Here’s what I think:  When we separate our lives from the divine- from this idea that we were created by a being greater than ourselves, for a purpose greater than ourselves- we fall into a hole of existential void and meaninglessness. (Thinking of Sartre and his play No Exit.) 

Our culture promises us that if we work hard to develop our minds and our talents and we grind out a good living that provides for all of our material needs, we’ll find happiness.  We’re taught contentment lies just up ahead, right around the corner, as we strive to develop our intellect and talents, as we accumulate achievement, recognition, and material stuff.  It’s a lie. There is no pot of gold at the end of this rainbow.  

Viktor Frankl, Holocaust survivor and author of one of my favorite books, Man’s Search for Meaning, wrote, “Ever more people today have the means to live, but no meaning to live for.” Exactly. 

Our kids don’t have Frankl’s words for it, but they sense it. They sense something’s lacking, they just can’t put their finger on it. So they look for it in experiences.  They might look to achievement. Or they might look to experimenting with potentially addictive substances and risky behaviors- just to see if they can find meaning and life. They are simply searching for a something - a spark- that lets them know they are fully alive.  They know something’s missing.

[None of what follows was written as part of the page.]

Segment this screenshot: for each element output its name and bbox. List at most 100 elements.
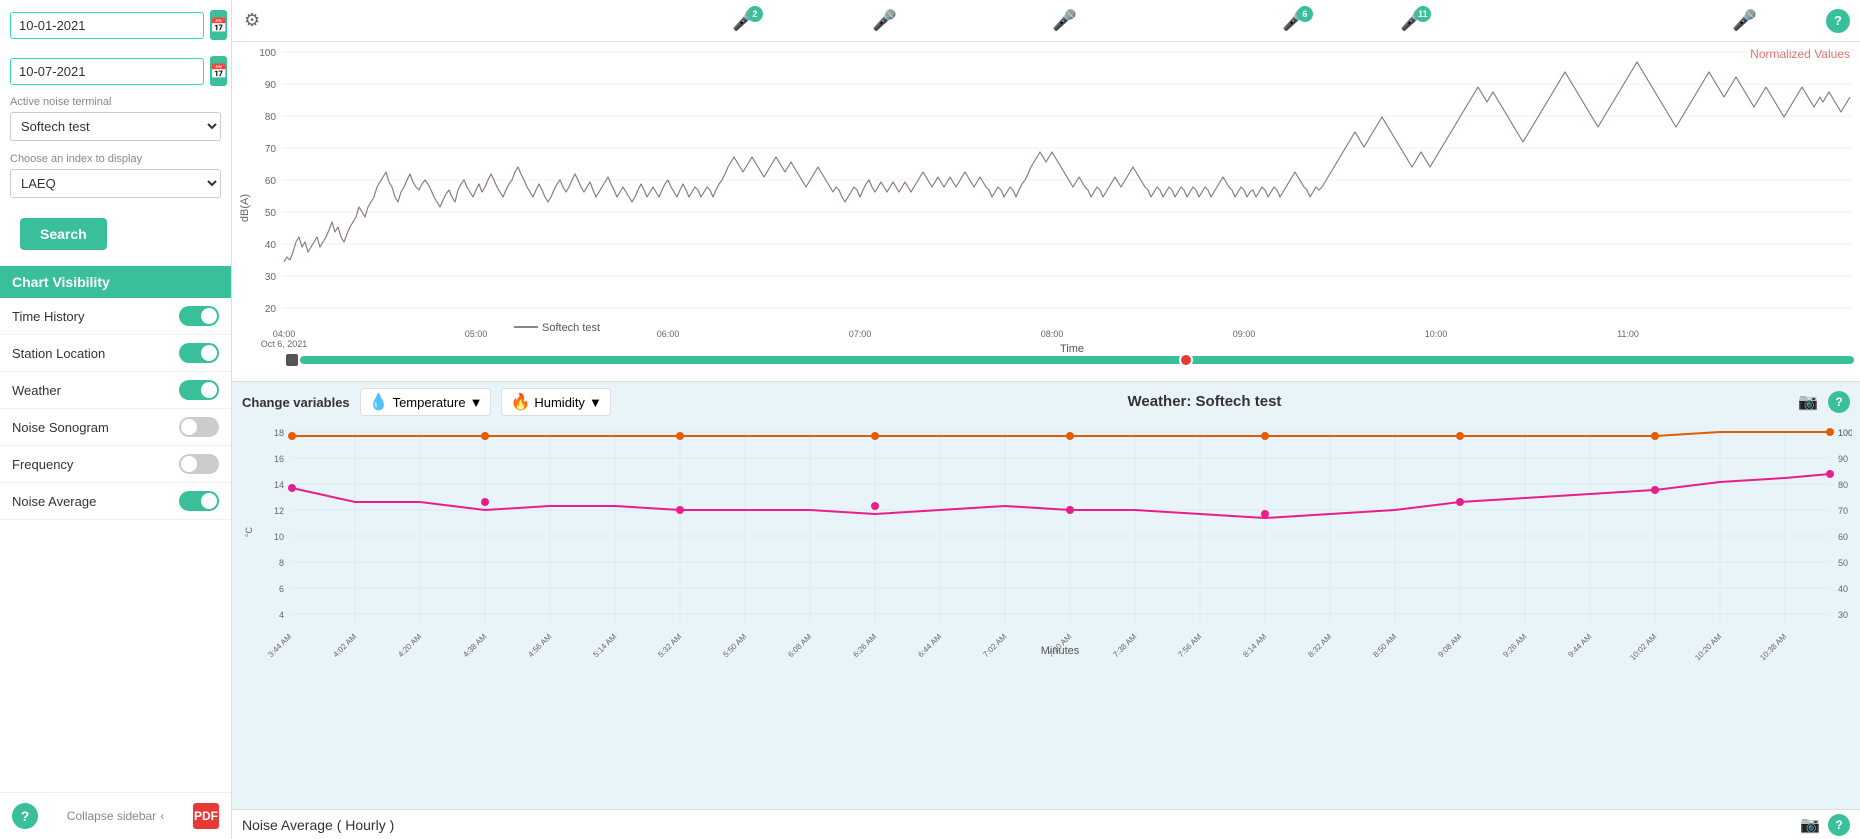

Here’s the deal.  If they never know that they are part of the divine. If they never learn that they have been infused with purpose by a Creator. If they keep on hearing that this universe was created out of some weird explosion and life’s completely random, and they are completely random, then they will struggle to lock into purpose and an awareness of their destiny.  

They’ll be vulnerable to the abundant traps and distractions and false promises the media and culture set in their paths.  And our kids will try anything to get rid of the feelings of hopelessness and meaninglessness.  They’ll try anything.  

Parenting our kids well means we prepare our kids for life.  Leading our kids toward achievement and showing them how to be good people is really important. But it isn’t enough.  

Our kids need to know they have inherent worth and value – that they are part of a bigger picture- that they are made in the image of their Creator who has big dreams and purposes for their lives. Our kids need to come out of darkness and into Light. However you convey and display this- and maybe this means you have to set out on a search of your own – helping your kids to find meaning in their lives creates a root system that will keep them from being toppled over by the infinite storms life blows their way.   Anchors. 

This goes along with what Frankl emphasizes--  the crucial impact knowing there is meaning to one’s life has on one's capacity to survive life’s challenges. He said, “Life is never made unbearable by circumstances, but only by lack of meaning and purpose.”   We are spirit, soul, and body.  Meaning and purpose develop when we move past the material to the divine. 

Wherever you are on your own spiritual journey- I wish you the best- and I encourage you to invite your kids to join you; You’ll be giving them the gift of finding their meaning in a world that wants them to think there is none.  And with that, you'll be providing them with anchors for life that will out live your presence here on this planet. What a gift.